Diria que esta é uma forma de dar resposta a actuais e a potenciais clientes. Há muito que os nossos clientes manifestam essa preocupação e nos questionam acerca da pegada ambiental do produto que querem comprar. O programa que lançamos hoje é uma resposta em massa ao invés de uma resposta personalizada, como fizemos até agora.

Mais do que captar novos clientes é ter a consciência de que, se eles chegarem até nós, fizemos um trabalho credível e honesto, com impacto no meio ambiente e na comunidade.

Que outras medidas pretendem implementar no futuro? Novos materiais, por exemplo?

Temos muitos projectos em cima da mesa e muita vontade de os implementar. Temos um pipeline de medidas a três e a cinco anos: anunciamos agora os objectivos de 2023 enquanto já planeamos os de 2025, para que, num futuro próximo, os possamos também apresentar e começar a implementar.

A logística, por exemplo, está em constante superação – a pandemia acelerou muito o processo –, sempre em busca das soluções com a menor pegada ecológica quer a nível de transporte, quer de soluções usadas para tal.

Quanto aos materiais, todos os dias surgem novas soluções, que têm de ser analisadas e ponderadas, por isso o nosso trabalho nunca está feito, o desafio é constante. Além disso, temos a nossa própria lavandaria, um projecto que nunca está acabado e em que trabalhamos todos os dias, de forma a torná-la mais sustentável.

Este caminho da sustentabilidade pode envolver também outras marcas, através de parcerias?

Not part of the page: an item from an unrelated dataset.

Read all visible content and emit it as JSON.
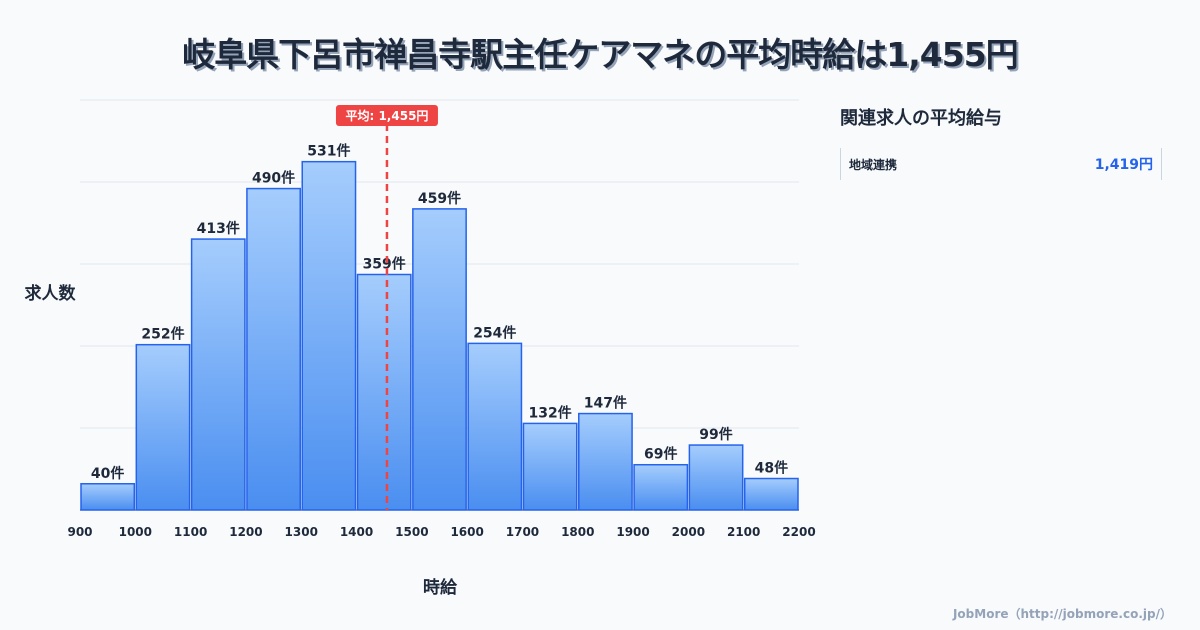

Claro que sim, a nossa porta está sempre aberta a marcas que partilhem dos nossos valores e com as quais possamos trazer valor ao cliente final.

Importa só ressalvar que este caminho já envolve outro lado da cadeia – os fornecedores –, que se superam para nos darem alternativas e fazerem parte do movimento sustentável. São parte essencial de todo o processo e acabam por ser um elemento chave, porque trabalham com várias marcas e, inevitavelmente, influenciam as escolhas que fazem.

Vamos, com certeza, trabalhar com fornecedores, e até marcas concorrentes, porque juntos seremos definitivamente mais fortes neste processo de mudança.